Insert the button hole foot into your sewing machine. usually, one comes with your sewing machine, and your manual should have directions. All machines are different! Practice making your button holes on some scrap fabric first if you need to. Then, sew your button holes on the scarf where you made your marks.

Use your seam ripper to open the button holes. I like to place a pin at the end of the button hole, so I don't accidentally rip through my button hole stitching. Apply a thin layer of anti-fraying glue to the button hole.

My favorite part is next - time to make the covered buttons! Cut a piece of lace and layer it on top of a piece of thin fabric. Your fabric/lace should be big enough for the covered button. There is usually a template on the back of the covered button kit package.

Flip the fabric/lace over so the lace is on the bottom. Place it over the rubber cup thingy in your covered button kit, centering it over the opening. Then, insert the dome part of the covered button into the rubber cup, pushing the fabric/lace into the cup.

Trim off the fabric so you have about 1/4 inch left all around. Use your fingers to smush the fabric onto the back of the dome. Insert the back piece of the button over the back of the dome and the fabric you just smushed in. Use the blue plastic thingy to press the back piece into the dome. I used a block of wood to really press it in. When you feel a "pop", the back piece should be secure. Make two buttons.

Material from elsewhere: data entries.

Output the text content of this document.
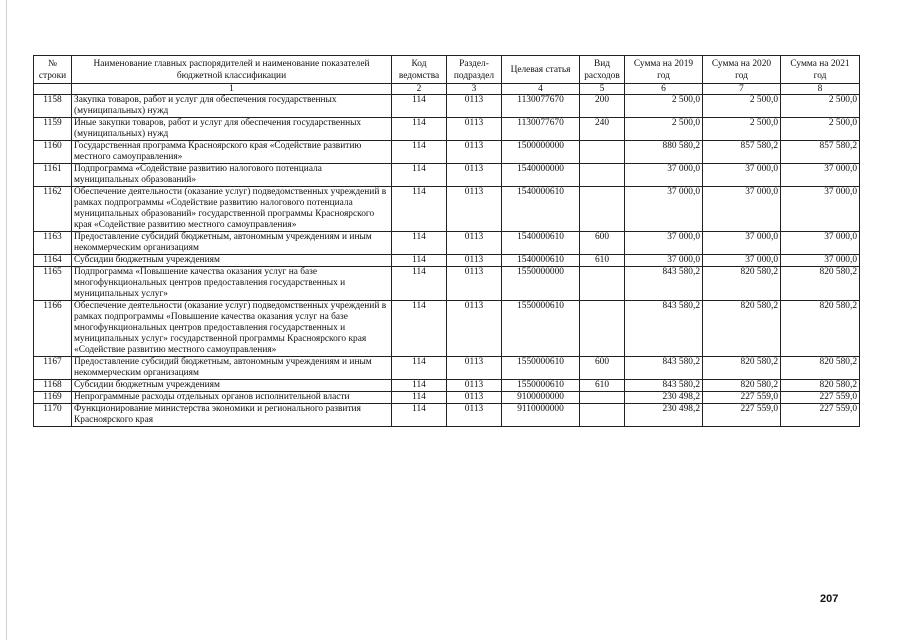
№ строки	Наименование главных распорядителей и наименование показателей бюджетной классификации	Код ведомства	Раздел-подраздел	Целевая статья	Вид расходов	Сумма на 2019 год	Сумма на 2020 год	Сумма на 2021 год
	1	2	3	4	5	6	7	8
1158	Закупка товаров, работ и услуг для обеспечения государственных (муниципальных) нужд	114	0113	1130077670	200	2 500,0	2 500,0	2 500,0
1159	Иные закупки товаров, работ и услуг для обеспечения государственных (муниципальных) нужд	114	0113	1130077670	240	2 500,0	2 500,0	2 500,0
1160	Государственная программа Красноярского края «Содействие развитию местного самоуправления»	114	0113	1500000000		880 580,2	857 580,2	857 580,2
1161	Подпрограмма «Содействие развитию налогового потенциала муниципальных образований»	114	0113	1540000000		37 000,0	37 000,0	37 000,0
1162	Обеспечение деятельности (оказание услуг) подведомственных учреждений в рамках подпрограммы «Содействие развитию налогового потенциала муниципальных образований» государственной программы Красноярского края «Содействие развитию местного самоуправления»	114	0113	1540000610		37 000,0	37 000,0	37 000,0
1163	Предоставление субсидий бюджетным, автономным учреждениям и иным некоммерческим организациям	114	0113	1540000610	600	37 000,0	37 000,0	37 000,0
1164	Субсидии бюджетным учреждениям	114	0113	1540000610	610	37 000,0	37 000,0	37 000,0
1165	Подпрограмма «Повышение качества оказания услуг на базе многофункциональных центров предоставления государственных и муниципальных услуг»	114	0113	1550000000		843 580,2	820 580,2	820 580,2
1166	Обеспечение деятельности (оказание услуг) подведомственных учреждений в рамках подпрограммы «Повышение качества оказания услуг на базе многофункциональных центров предоставления государственных и муниципальных услуг» государственной программы Красноярского края «Содействие развитию местного самоуправления»	114	0113	1550000610		843 580,2	820 580,2	820 580,2
1167	Предоставление субсидий бюджетным, автономным учреждениям и иным некоммерческим организациям	114	0113	1550000610	600	843 580,2	820 580,2	820 580,2
1168	Субсидии бюджетным учреждениям	114	0113	1550000610	610	843 580,2	820 580,2	820 580,2
1169	Непрограммные расходы отдельных органов исполнительной власти	114	0113	9100000000		230 498,2	227 559,0	227 559,0
1170	Функционирование министерства экономики и регионального развития Красноярского края	114	0113	9110000000		230 498,2	227 559,0	227 559,0
207
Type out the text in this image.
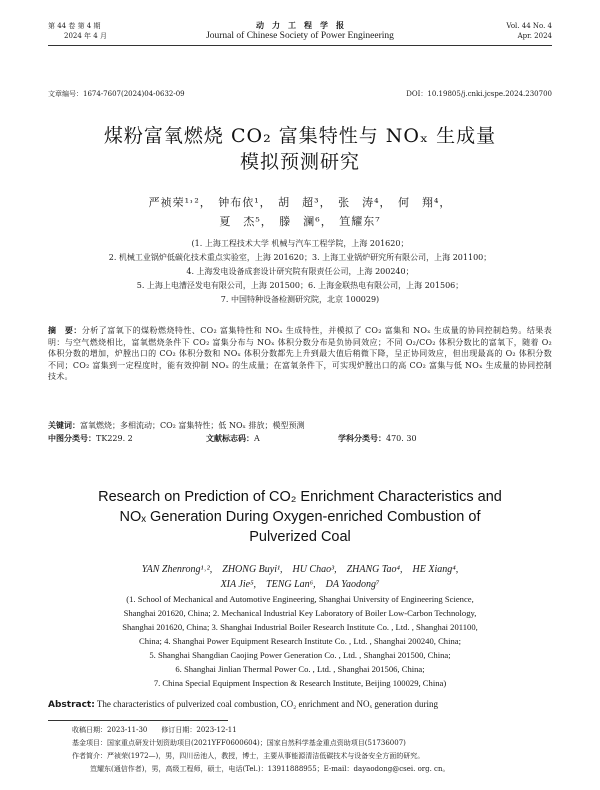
第 44 卷 第 4 期
2024 年 4 月
动　力　工　程　学　报
Journal of Chinese Society of Power Engineering
Vol. 44 No. 4
Apr. 2024
文章编号：1674-7607(2024)04-0632-09	DOI：10.19805/j.cnki.jcspe.2024.230700
煤粉富氧燃烧 CO₂ 富集特性与 NOₓ 生成量
模拟预测研究
严祯荣¹˒²，　钟布依¹，　胡　超³，　张　涛⁴，　何　翔⁴，
夏　杰⁵，　滕　澜⁶，　笪耀东⁷
(1. 上海工程技术大学 机械与汽车工程学院，上海 201620；
2. 机械工业锅炉低碳化技术重点实验室，上海 201620；3. 上海工业锅炉研究所有限公司，上海 201100；
4. 上海发电设备成套设计研究院有限责任公司，上海 200240；
5. 上海上电漕泾发电有限公司，上海 201500；6. 上海金联热电有限公司，上海 201506；
7. 中国特种设备检测研究院，北京 100029)
摘　要：分析了富氧下的煤粉燃烧特性、CO₂ 富集特性和 NOₓ 生成特性，并模拟了 CO₂ 富集和 NOₓ 生成量的协同控制趋势。结果表明：与空气燃烧相比，富氧燃烧条件下 CO₂ 富集分布与 NOₓ 体积分数分布是负协同效应；不同 O₂/CO₂ 体积分数比的富氧下，随着 O₂ 体积分数的增加，炉膛出口的 CO₂ 体积分数和 NOₓ 体积分数都先上升到最大值后稍微下降，呈正协同效应，但出现最高的 O₂ 体积分数不同；CO₂ 富集到一定程度时，能有效抑制 NOₓ 的生成量；在富氧条件下，可实现炉膛出口的高 CO₂ 富集与低 NOₓ 生成量的协同控制技术。
关键词：富氧燃烧；多相流动；CO₂ 富集特性；低 NOₓ 排放；模型预测
中图分类号：TK229. 2	文献标志码：A	学科分类号：470. 30
Research on Prediction of CO₂ Enrichment Characteristics and
NOₓ Generation During Oxygen-enriched Combustion of
Pulverized Coal
YAN Zhenrong¹˒²,　ZHONG Buyi¹,　HU Chao³,　ZHANG Tao⁴,　HE Xiang⁴,
XIA Jie⁵,　TENG Lan⁶,　DA Yaodong⁷
(1. School of Mechanical and Automotive Engineering, Shanghai University of Engineering Science,
Shanghai 201620, China; 2. Mechanical Industrial Key Laboratory of Boiler Low-Carbon Technology,
Shanghai 201620, China; 3. Shanghai Industrial Boiler Research Institute Co. , Ltd. , Shanghai 201100,
China; 4. Shanghai Power Equipment Research Institute Co. , Ltd. , Shanghai 200240, China;
5. Shanghai Shangdian Caojing Power Generation Co. , Ltd. , Shanghai 201500, China;
6. Shanghai Jinlian Thermal Power Co. , Ltd. , Shanghai 201506, China;
7. China Special Equipment Inspection & Research Institute, Beijing 100029, China)
Abstract: The characteristics of pulverized coal combustion, CO₂ enrichment and NOₓ generation during
收稿日期：2023-11-30　　修订日期：2023-12-11
基金项目：国家重点研发计划资助项目(2021YFF0600604)；国家自然科学基金重点资助项目(51736007)
作者简介：严祯荣(1972—)，男，四川岳池人，教授，博士，主要从事能源清洁低碳技术与设备安全方面的研究。
笪耀东(通信作者)，男，高级工程师，硕士，电话(Tel.)：13911888955；E-mail：dayaodong@csei. org. cn。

Wrap the scarf into a circle so the end with the button holes is layered over the other end. Line up the short end with the button holes with the long side of the other end. Mark the button placement through the button holes with your pen

To understand the button hole/button placement a little bit better, here's what it should look like at the end, with the buttons along the long edge and the button holes along the opposite short end.

All done! So warm and soft, like you're walking around with your pillow all day, without looking like a weirdo!

Make a whole bunch and experiment with the placement of your buttons to get different looks. Covered buttons also let you customize with different colors and textures!